So look in the mirror
And tell me, who do you see?
Is it still you?
Or is it me?

Become the beast
We don’t have to hide
Do I terrify you
Or do you feel alive?

So embrace the darkness
And I will help you see
That you can be limitless
And fearless
If you follow with me

We are the lions
In a world of lambs
We are the predators
The hunters
The hunters
The hunters

Karliene, "Become de Beast"

A viagem pela Bifrost foi rápida, embora desconcertante em suas sete cores. Hela trouxera Fenrir, enquanto seu pai cavalgava Sleipnir e Freya seus dois linces que puxavam sua biga. As Valquírias vieram aos poucos, mas vieram todas com seus cavalos alados.

O céu era escuro e atormentado por nuvens pesadas, que de tempos em tempos relampejavam forte no breu. A tempestade, porém, jamais caia e o clima de tensão crescente nunca se dissipava. A caminhada foi difícil entre pedregulhos pretos em direção a uma grande estrutura de rocha esculpida no alto de uma montanha: duas torres erguidas como para emoldurar um portal. Não era seguro voar até lá e houve um momento em que não era recomendado seguir com os cavalos alados. Freya permaneceu ali, desejando sorte a Odin e sua Executora. Prometeu-lhes lealdade e, à qualquer sinal de perigo, não hesitaria em subir a montanha e ajudá-los. Eram seu rei, sua princesa. Seus amigos, quase família. Se despediram de maneira calorosa e solene. Ela e suas Valquírias esperavam enquanto os líderes seguiam a frente.

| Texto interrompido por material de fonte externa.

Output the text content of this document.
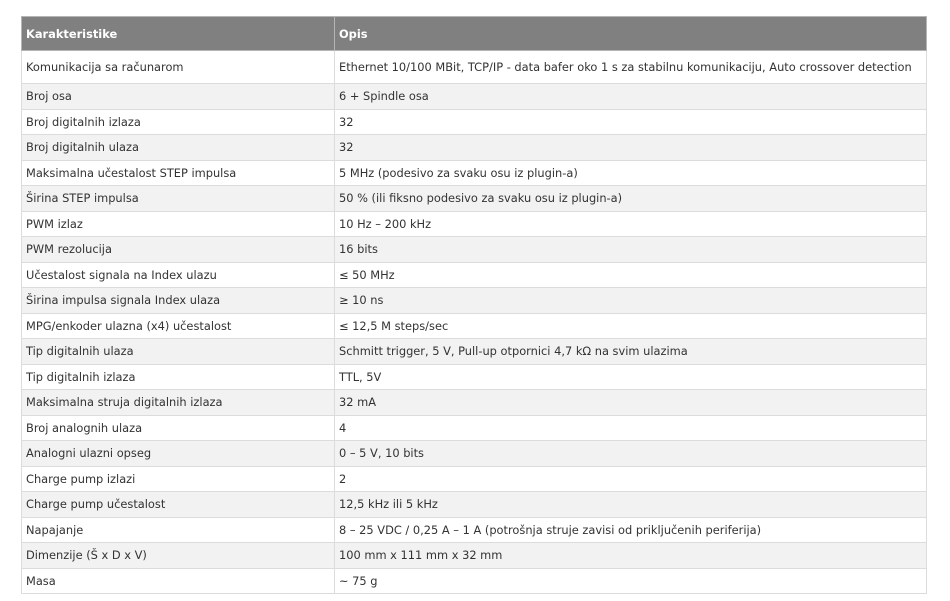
Karakteristike	Opis
Komunikacija sa računarom	Ethernet 10/100 MBit, TCP/IP - data bafer oko 1 s za stabilnu komunikaciju, Auto crossover detection
Broj osa	6 + Spindle osa
Broj digitalnih izlaza	32
Broj digitalnih ulaza	32
Maksimalna učestalost STEP impulsa	5 MHz (podesivo za svaku osu iz plugin-a)
Širina STEP impulsa	50 % (ili fiksno podesivo za svaku osu iz plugin-a)
PWM izlaz	10 Hz – 200 kHz
PWM rezolucija	16 bits
Učestalost signala na Index ulazu	≤ 50 MHz
Širina impulsa signala Index ulaza	≥ 10 ns
MPG/enkoder ulazna (x4) učestalost	≤ 12,5 M steps/sec
Tip digitalnih ulaza	Schmitt trigger, 5 V, Pull-up otpornici 4,7 kΩ na svim ulazima
Tip digitalnih izlaza	TTL, 5V
Maksimalna struja digitalnih izlaza	32 mA
Broj analognih ulaza	4
Analogni ulazni opseg	0 – 5 V, 10 bits
Charge pump izlazi	2
Charge pump učestalost	12,5 kHz ili 5 kHz
Napajanje	8 – 25 VDC / 0,25 A – 1 A (potrošnja struje zavisi od priključenih periferija)
Dimenzije (Š x D x V)	100 mm x 111 mm x 32 mm
Masa	~ 75 g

Odin deixou Sleipnir, porém Fenrir seguiu com os dois caminho acima. Pai e filha não se falavam naquele momento, sorvendo cada um dos próprios pensamentos. A umidade do lugar invadia seus corpos, as escadarias eram rudimentares e perigosas. Odin se apoiava com a lança Gungnir para poder andar, ajudando a filha a subir cada degrau. Trazia consigo a Manopla forjada em Nidavellir e a Joia do Tesseract foi cuidadosamente retirada de seu invólucro para ser posta ali. Mais do que seu elmo dourado ou a Manopla, seus pensamentos pesavam.

A Joia da Alma tinha poderes indescritíveis, pouco conhecido pelos sábios. O ideal era que mãos mundanas não tocassem em tal relíquia, embora ela tivesse as bênçãos sagradas de controlar almas. Existiam outras lendas, como a que a joia poderia aprisionar almas dentro de uma idílica dimensão própria, mas não era nada confirmado ou útil para Odin. Ele queria ser o rei mais poderoso dos nove reinos conhecidos por Asgard, queria curar a alma flagelada de sua filha. Era sua própria sede de desejar tudo falando. Conhecendo a própria alma e a culpa por ter obscurecido o interior de Hela, achava difícil. Se tal alternativa fosse possível, seria somente por uma dessas Joias do Infinito para purificá-los.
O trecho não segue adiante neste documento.